On Monday, the Atlantic’s McKay Coppins published a piece about how the top minds of the Republican Party are approaching the problem of having voters who may nominate Donald Trump for president again in 2024. Trump, you see, lost the presidential election in 2020 and was largely responsible for dozens of avoidable down-ballot GOP losses in federal and statewide races in 2018 and 2022, as well. The technical phrase used by political scientists for what Trump is, at this point, is “an anchor dragging the Republican brand into the darkest regions of hell.”
Other elected officials and potential candidates in the GOP who make this point, however, are liable to be targeted by the former president’s many remaining hardcore supporters, who despite being insufficient to win most general-election races, have proven themselves at least numerous enough to determine the results of party primaries. It’s a fun little Catch-22 situation for them.

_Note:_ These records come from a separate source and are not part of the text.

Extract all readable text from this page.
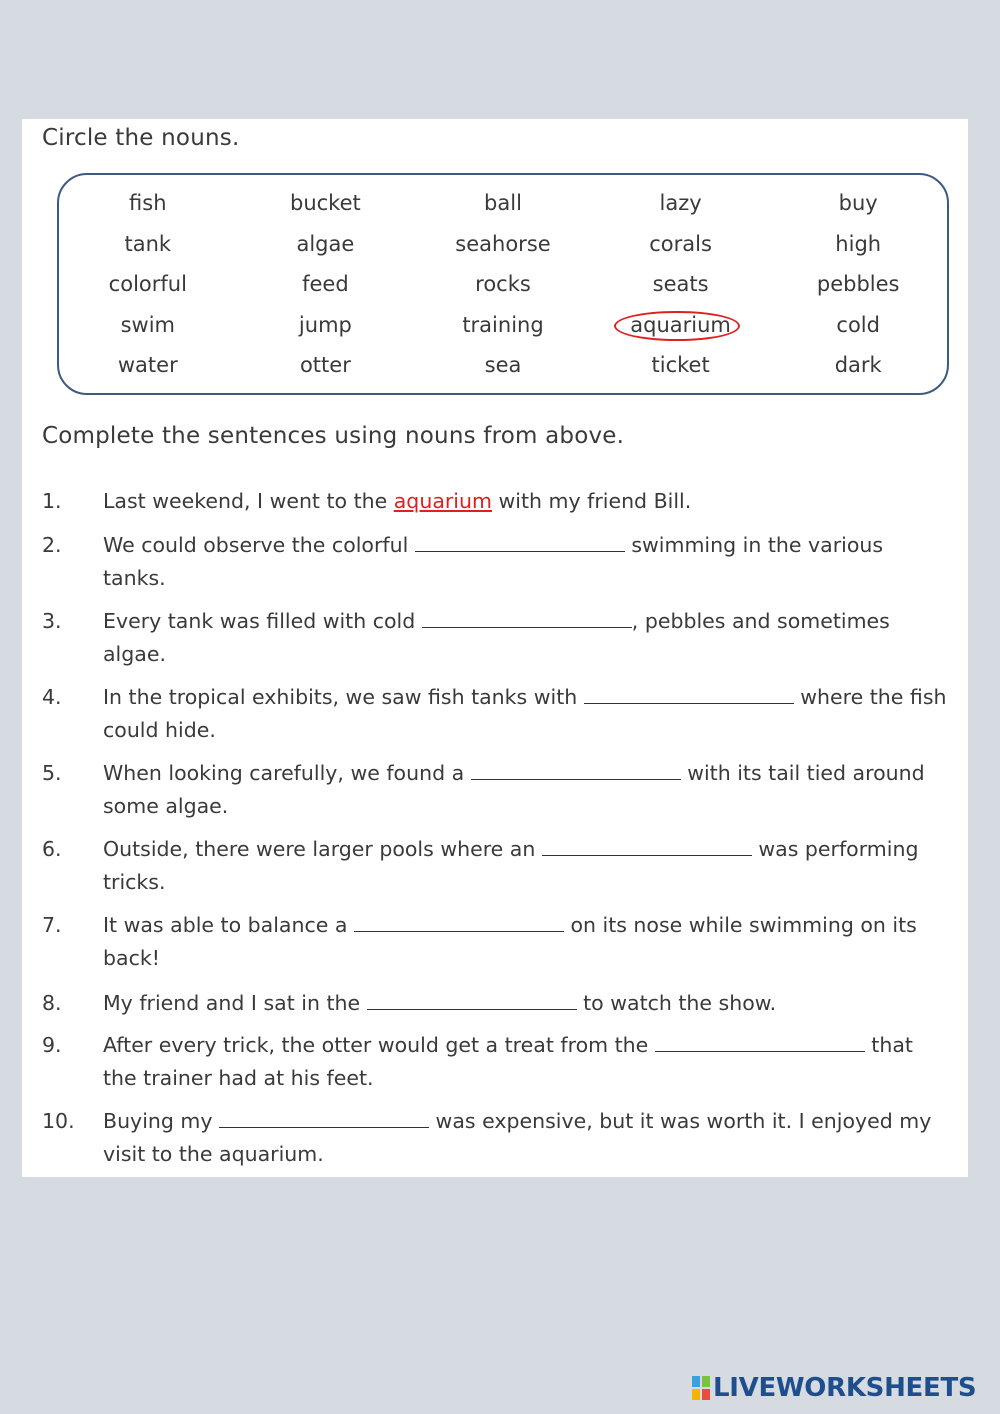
Circle the nouns.
fish	bucket	ball	lazy	buy
tank	algae	seahorse	corals	high
colorful	feed	rocks	seats	pebbles
swim	jump	training	aquarium	cold
water	otter	sea	ticket	dark
Complete the sentences using nouns from above.
1.	Last weekend, I went to the aquarium with my friend Bill.
2.	We could observe the colorful	swimming in the various tanks.
3.	Every tank was filled with cold	, pebbles and sometimes algae.
4.	In the tropical exhibits, we saw fish tanks with	where the fish could hide.
5.	When looking carefully, we found a	with its tail tied around some algae.
6.	Outside, there were larger pools where an	was performing tricks.
7.	It was able to balance a	on its nose while swimming on its back!
8.	My friend and I sat in the	to watch the show.
9.	After every trick, the otter would get a treat from the	that the trainer had at his feet.
10.	Buying my	was expensive, but it was worth it. I enjoyed my visit to the aquarium.
LIVEWORKSHEETS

According to Coppins, the tactical approach that many disgruntled officials have settled on is to hope God resolves the problem in their favor, via smiting:
In his recent book Thank You for Your Servitude, my colleague Mark Leibovich quoted a former Republican representative who bluntly summarized his party’s plan for dealing with Trump: “We’re just waiting for him to die.” As it turns out, this is not an uncommon sentiment. In my conversations with Republicans, I heard repeatedly that the least disruptive path to getting rid of Trump, grim as it sounds, might be to wait for his expiration.
Ha! Good luck with that. Consider this:
• Donald Trump has a Filet-O-Fish–centered diet, exercises only by playing golf, and employs some of the least trustworthy-seeming doctors to have ever been associated with the medical profession.
• He did not take the threat of COVID seriously at all and actually got COVID himself just before the last election.
• He’s 76 years old.
• He nonetheless recovered fully from COVID and has had no known health problems since. He looks fine. (He looks less frail than the Democrats’ likely 2024 nominee, for one.)
Have you ever seen Velveeta go bad? No, because it’s not real food. The same is true of Donald Trump and being a human.